As an example, we choose to run stress testing based on partition /dev/sda1
for 1 hour. Note, we've installed LTP to /ltp.
4.1 Stress Test thru Madvise Syscall.
To run this stress testing, you need to strictly follow below test
instructions.
* Test instructions:
- make sure following kernel options are enabled:
CONFIG_X86_MCE=y
CONFIG_MEMORY_FAILURE=y
- build and run stress testing
# make
# ./hwpoison.sh -d $YOUR_PARTITION -M -o $YOUR_LTP_DIR
* Example:
- launch testing
# ./hwpoison.sh -d /dev/sda1 -M -t 3600
- general test results
result: result/hwpoison.result
logs: result/hwpoison.log
- detailed workload results
result: log/page-poisoning/page-poisoning.result
log: log/page-poisoning/page-poisoning.log
4.2 Stress Test thru HWPosion Page Injector
This is the default test method of this stress test suite.
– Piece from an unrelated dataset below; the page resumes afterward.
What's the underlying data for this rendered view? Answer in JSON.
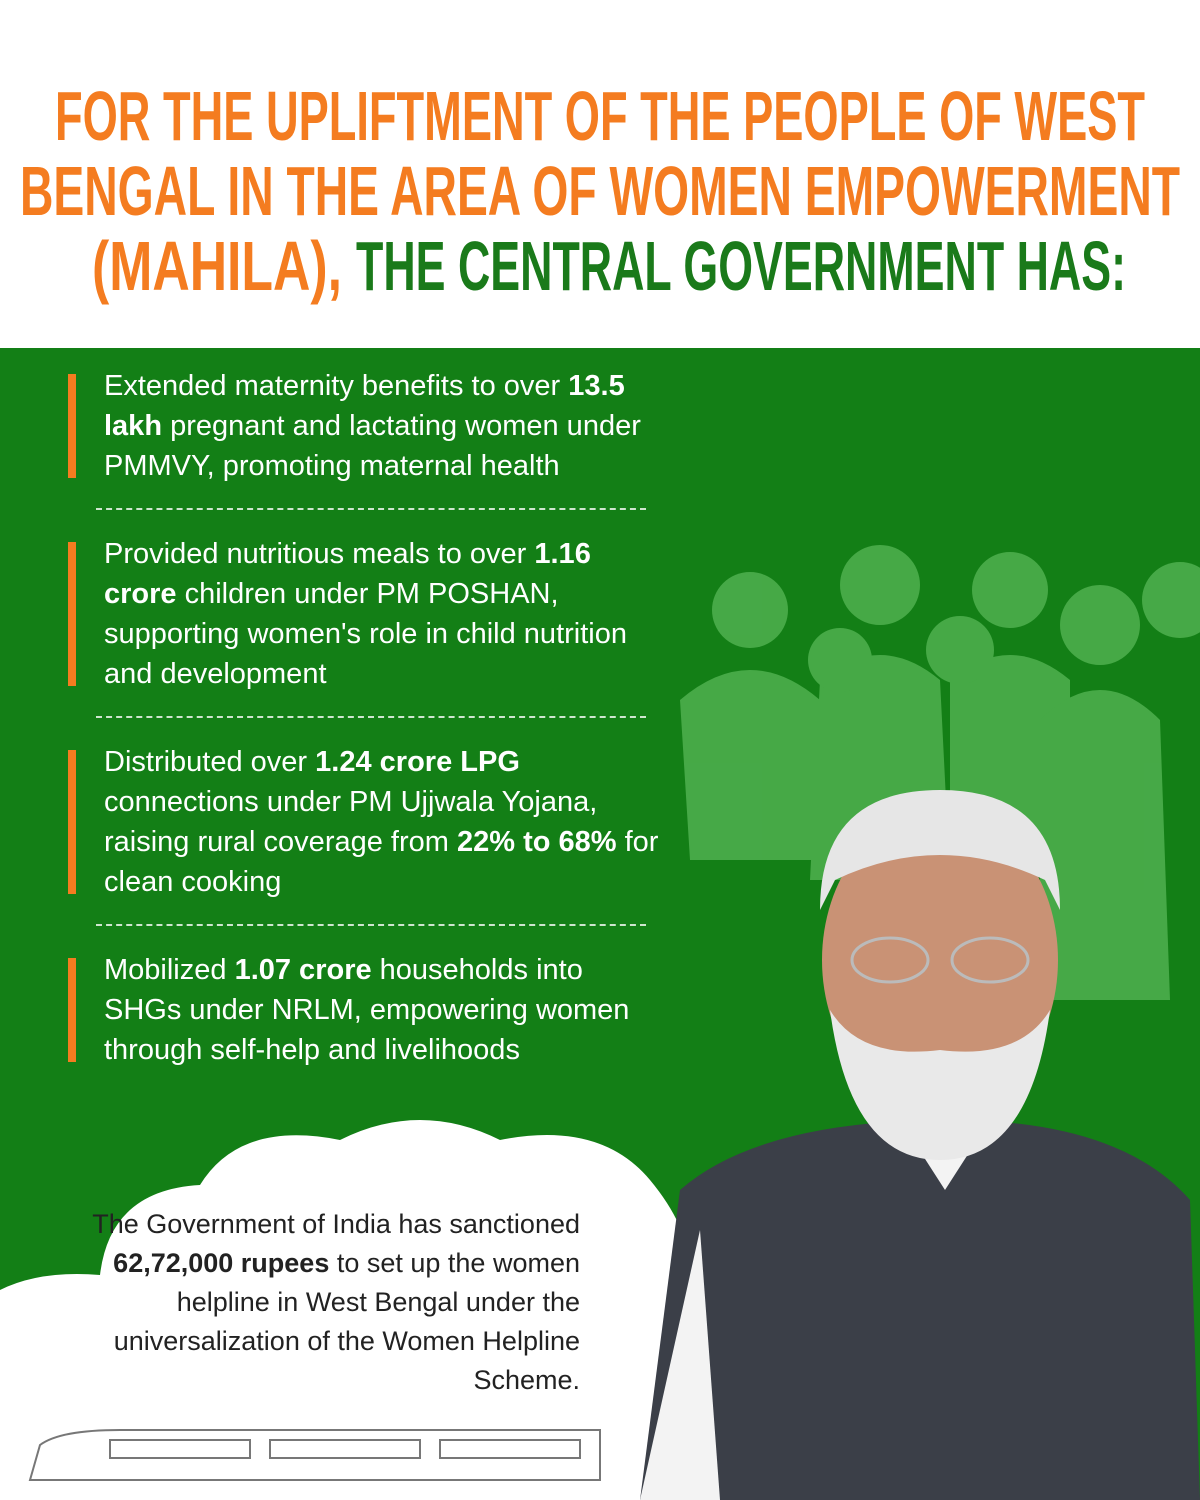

To run this stress testing, you need to strictly follow below test
instructions.
* Test instructions:
- make sure following kernel options are enabled:
CONFIG_X86_MCE=y
CONFIG_MEMORY_FAILURE=y
CONFIG_DEBUG_KERNEL=y
CONFIG_CGROUP_MEM_RES_CTLR_SWAP=y
CONFIG_HWPOISON_INJECT=y
- build and run stress testing
# make
# ./hwpoison.sh -d $YOUR_PARTITION -o $YOUR_LTP_DIR -L
* Example:
- launch testing
# ./hwpoison.sh -d /dev/sda1 -t 3600 -L
- general test results
result: result/hwpoison.result
logs: result/hwpoison.log
- detailed workload results
fs-metadata result: log/fs-metadata/fs-metadata.result
fs-metadata log: log/fs-metadata/fs-metadata.log
ltp result: log/ltp/ltp.result
ltp log: log/ltp/ltp.log
fs-specific result: log/fs-specific/fs-specific.result
fs-specific log: log/fs-specific/fs-specific.log
4.3 Stress Test thru APEI Injector
To run this stress testing, you need to follow below test instructions.
* Test instructions:
- make sure following kernel options are enabled:
CONFIG_X86_MCE=y
CONFIG_X86_MCE_INTEL=y
CONFIG_MEMORY_FAILURE=y
CONFIG_ACPI_APEI=y
CONFIG_ACPI_APEI_EINJ=y
- build and run stress testing
# make
# ./hwpoison.sh -d $YOUR_PARTITION -o $YOUR_LTP_DIR -L -A
* Example:
- launch testing
# ./hwpoison.sh -d /dev/sda1 -t 3600 -L -A
- general test results
result: result/hwpoison.result
logs: result/hwpoison.log
- detailed workload results
fs-metadata result: log/fs-metadata/fs-metadata.result
fs-metadata log: log/fs-metadata/fs-metadata.log
ltp result: log/ltp/ltp.result
ltp log: log/ltp/ltp.log
fs-specific result: log/fs-specific/fs-specific.result
fs-specific log: log/fs-specific/fs-specific.log
5. FAQs
-------
Here is a collection of frequently asked questions:
Q: How to tell test driver not to format my disk partition?
A: Use the option '-N'.
Q: Can three types of tests run on same sytem simultaneously?
A: No. There are limitations in Linux Kernel HWPoison page filtering.
Q: Can I run this stress testing on multiple disks parallely?
A: Yes. But it requires updated Kernel patches for HWPosion page filtering.
Now, it just supports one same test with same pagetype flags specified.